1. Create a virtual environment:

python3 -m venv torch_test

The environment enables isolating the installation from the rest of the system.

2. Activate the environment:

source torch_test/bin/activate
python venv torch_test create and activate terminal output

The terminal changes to the torch_test environment.

3. Upgrade PIP with:

pip install --upgrade pip

4. Install PyTorch inside the environment:

python -m pip install torch==2.1.0.post2 torchvision==0.16.0.post2 torchaudio==2.1.0.post2 intel-extension-for-pytorch==2.1.30+xpu oneccl_bind_pt==2.1.300+xpu --extra-index-url https://pytorch-extension.intel.com/release-whl/stable/xpu/us/
pip install torch torchvision torchaudio and intel extension terminal output

The command installs torch, torchvision, torchaudio, and the Intel extension for PyTorch. Ensure the versions are compatible with the installed oneAPI version.

Note: Installing torchvision and torchaudio is optional.

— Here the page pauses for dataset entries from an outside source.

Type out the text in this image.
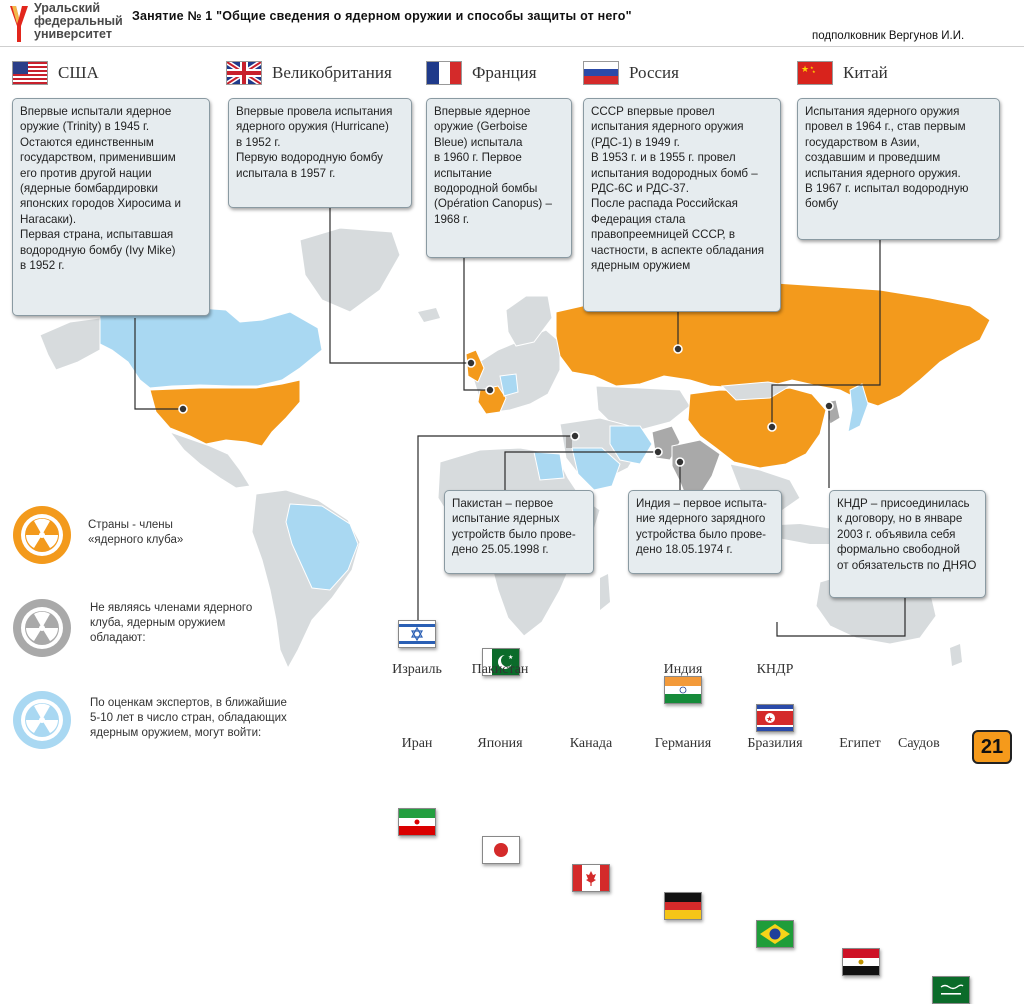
Уральский
федеральный
университет
Занятие № 1 "Общие сведения о ядерном оружии и способы защиты от него"
подполковник Вергунов И.И.
США	Великобритания	Франция	Россия	★ ★
★ Китай
Впервые испытали ядерное
оружие (Trinity) в 1945 г.
Остаются единственным
государством, применившим
его против другой нации
(ядерные бомбардировки
японских городов Хиросима и
Нагасаки).
Первая страна, испытавшая
водородную бомбу (Ivy Mike)
в 1952 г.
Впервые провела испытания
ядерного оружия (Hurricane)
в 1952 г.
Первую водородную бомбу
испытала в 1957 г.
Впервые ядерное
оружие (Gerboise
Bleue) испытала
в 1960 г. Первое
испытание
водородной бомбы
(Opération Canopus) –
1968 г.
СССР впервые провел
испытания ядерного оружия
(РДС-1) в 1949 г.
В 1953 г. и в 1955 г. провел
испытания водородных бомб –
РДС-6С и РДС-37.
После распада Российская
Федерация стала
правопреемницей СССР, в
частности, в аспекте обладания
ядерным оружием
Испытания ядерного оружия
провел в 1964 г., став первым
государством в Азии,
создавшим и проведшим
испытания ядерного оружия.
В 1967 г. испытал водородную
бомбу
Пакистан – первое
испытание ядерных
устройств было прове-
дено 25.05.1998 г.
Индия – первое испыта-
ние ядерного зарядного
устройства было прове-
дено 18.05.1974 г.
КНДР – присоединилась
к договору, но в январе
2003 г. объявила себя
формально свободной
от обязательств по ДНЯО
Страны - члены
«ядерного клуба»
Не являясь членами ядерного
клуба, ядерным оружием
обладают:
По оценкам экспертов, в ближайшие
5-10 лет в число стран, обладающих
ядерным оружием, могут войти:
Израиль
★
Пакистан	Индия
★
КНДР
Иран	Япония	Канада	Германия	Бразилия	Египет	Саудов	21
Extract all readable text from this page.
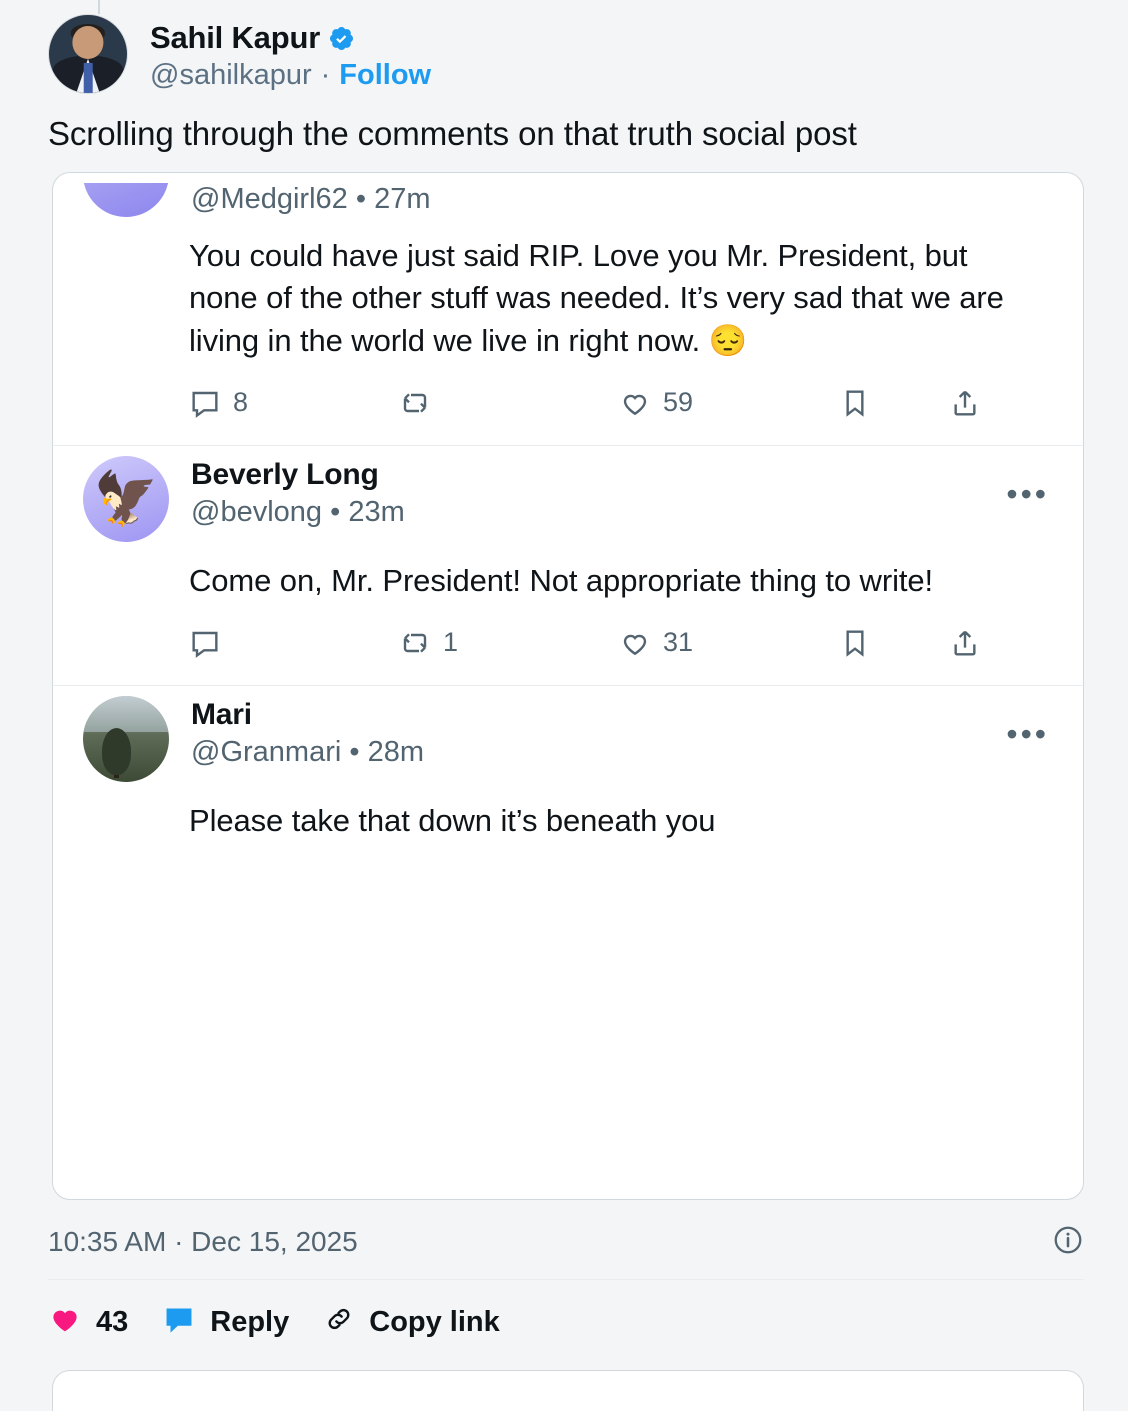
Sahil Kapur
@sahilkapur · Follow
Scrolling through the comments on that truth social post
@Medgirl62 • 27m
You could have just said RIP. Love you Mr. President, but none of the other stuff was needed. It’s very sad that we are living in the world we live in right now. 😔
8	59
🦅	Beverly Long
@bevlong • 23m	•••
Come on, Mr. President! Not appropriate thing to write!
1	31
Mari
@Granmari • 28m	•••
Please take that down it’s beneath you
10:35 AM · Dec 15, 2025
43	Reply	Copy link
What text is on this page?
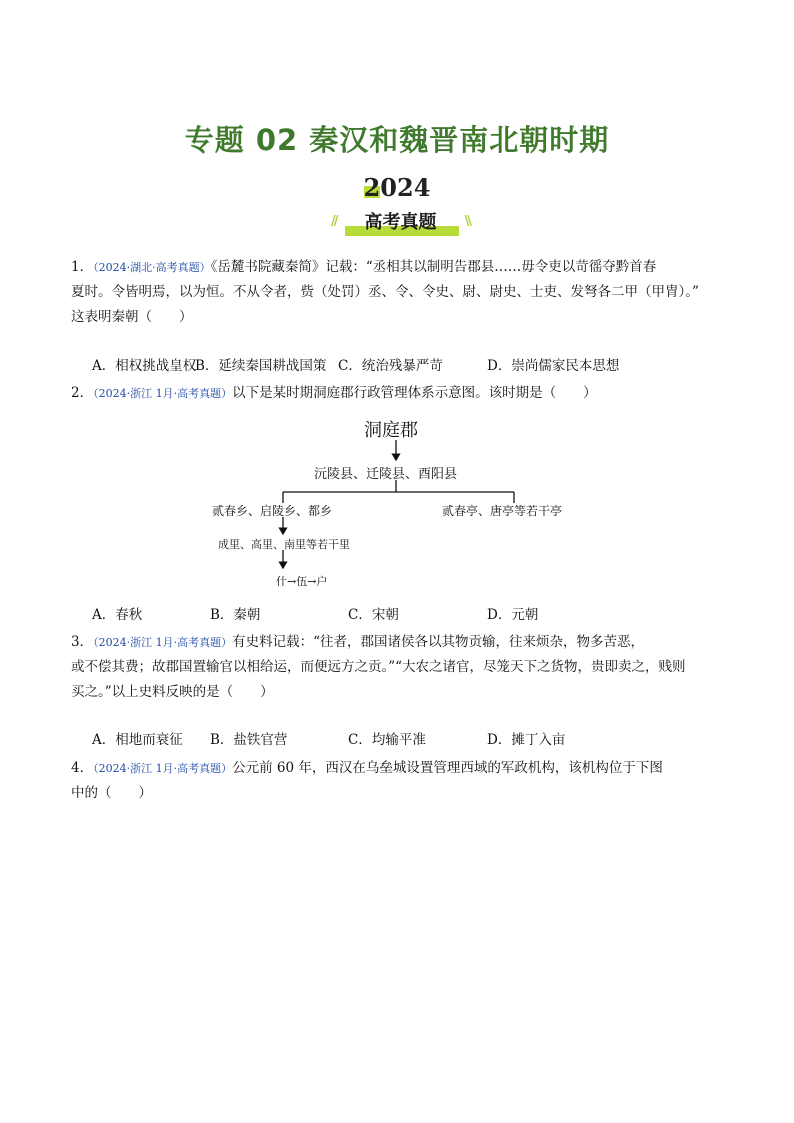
专题 02 秦汉和魏晋南北朝时期
2024
//	高考真题	\\
1．（2024·湖北·高考真题）《岳麓书院藏秦简》记载：“丞相其以制明告郡县……毋令吏以苛徭夺黔首春
夏时。令皆明焉，以为恒。不从令者，赀（处罚）丞、令、令史、尉、尉史、士吏、发弩各二甲（甲胄）。”
这表明秦朝（　　）
A．相权挑战皇权
B．延续秦国耕战国策 C．统治残暴严苛	D．崇尚儒家民本思想
2．（2024·浙江 1月·高考真题）以下是某时期洞庭郡行政管理体系示意图。该时期是（　　）
洞庭郡
沅陵县、迁陵县、酉阳县
贰春乡、启陵乡、都乡	贰春亭、唐亭等若干亭
成里、高里、南里等若干里
什→伍→户
A．春秋	B．秦朝	C．宋朝	D．元朝
3．（2024·浙江 1月·高考真题）有史料记载：“往者，郡国诸侯各以其物贡输，往来烦杂，物多苦恶，
或不偿其费；故郡国置输官以相给运，而便远方之贡。”“大农之诸官，尽笼天下之货物，贵即卖之，贱则
买之。”以上史料反映的是（　　）
A．相地而衰征 B．盐铁官营	C．均输平准	D．摊丁入亩
4．（2024·浙江 1月·高考真题）公元前 60 年，西汉在乌垒城设置管理西域的军政机构，该机构位于下图
中的（　　）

Check project requirements to install only the required packages.

5. Confirm the installation worked with the following:

python3 -c "import torch; import intel_extension_for_pytorch as ipex; print(torch.__version__); print(ipex.__version__); [print(f'[{i}]: {torch.xpu.get_device_properties(i)}') for i in range(torch.xpu.device_count())];"
PyTorch and Intel extension version and two XPU devices

The script imports PyTorch and the Intel extension libraries. It prints their versions and the details for the two XPU devices.

Conclusion

This guide showed how to set up a machine learning environment on a BMC GPU instance. You can now leverage powerful tools like TensorFlow and PyTorch with Intel’s oneAPI Base Toolkit to optimize performance.